Take retirement funds, for example. The Fed keeps interest rates at 2%, 3%. The CPI hovers around 3%, 4%. Your pension is appreciating at under 1% (and may actually be depreciating!) but you're still "earning." It's not like they're robbing your retirement fund to buy liquidity; it's entirely up to you whether you choose to pull your savings out of the bank and go play the stock market with it (where yields are much, much higher!). And it's not like the unions are to blame for having a pension fund that they have to disburse at rates under the CPI, while also being allowed to invest in speculative markets. That's just the luck of the draw; monetary policy is never punitive towards retirees!
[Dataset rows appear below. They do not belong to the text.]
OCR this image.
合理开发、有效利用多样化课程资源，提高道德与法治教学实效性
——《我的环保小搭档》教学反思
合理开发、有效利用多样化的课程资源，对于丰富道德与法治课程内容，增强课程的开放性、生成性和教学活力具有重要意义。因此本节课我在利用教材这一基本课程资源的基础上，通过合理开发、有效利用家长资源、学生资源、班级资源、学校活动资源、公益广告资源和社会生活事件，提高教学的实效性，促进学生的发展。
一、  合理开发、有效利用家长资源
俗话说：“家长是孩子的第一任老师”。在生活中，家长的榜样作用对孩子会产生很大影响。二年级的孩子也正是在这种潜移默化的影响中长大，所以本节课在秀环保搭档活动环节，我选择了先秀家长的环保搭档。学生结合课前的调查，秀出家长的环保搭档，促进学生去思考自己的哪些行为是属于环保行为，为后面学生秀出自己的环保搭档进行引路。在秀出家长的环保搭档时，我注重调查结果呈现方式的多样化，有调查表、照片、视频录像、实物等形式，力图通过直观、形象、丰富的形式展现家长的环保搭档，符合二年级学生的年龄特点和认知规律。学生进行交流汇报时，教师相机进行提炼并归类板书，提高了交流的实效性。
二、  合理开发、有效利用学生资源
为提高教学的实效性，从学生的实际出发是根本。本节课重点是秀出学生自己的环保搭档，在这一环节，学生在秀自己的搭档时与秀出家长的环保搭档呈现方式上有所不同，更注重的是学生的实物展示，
Or take Zimbabwe. What funny money they have! How lackadaisical their hundred trillion dollar bank notes! Never mind that their economy started out crippled from the Rhodesian Civil War, that they've been a vassal of the IMF and World Bank ever since, or that their transactions have been effectively conducted in dollars since 2010 because they've been embargoed from lending practices since 2000.

Or that their runaway native currency debt punishes those being paid in native currency (government workers, proletariat) while those being paid in dollars (NGOs, entrepreneurs, criminals) go about their business.

The problem is that Zimbabwe's debt is counted in dollars while Argentina's was counted in Pesos. When Argentina had too much debt, their currency spiraled out of control and poof no more debt. So they had a rough ten years, then a great ten years. Zimbabwe, on the other hand, has been under the heel of the WTO since 1980.





coffeesp00ns  ·  3498 days ago  ·  link  ·  

    their transactions have been effectively conducted in dollars since 2010 because they've been embargoed from lending practices since 2000.

do you think something similar might happen to Greece, but with the Euro? The drachma will just become valueless joke currency?

kleinbl00  ·  3498 days ago  ·  link  ·  

Greece, Italy, Spain and Portugal are on track to go down like Argentina, Brazil, Mexico and Mexico.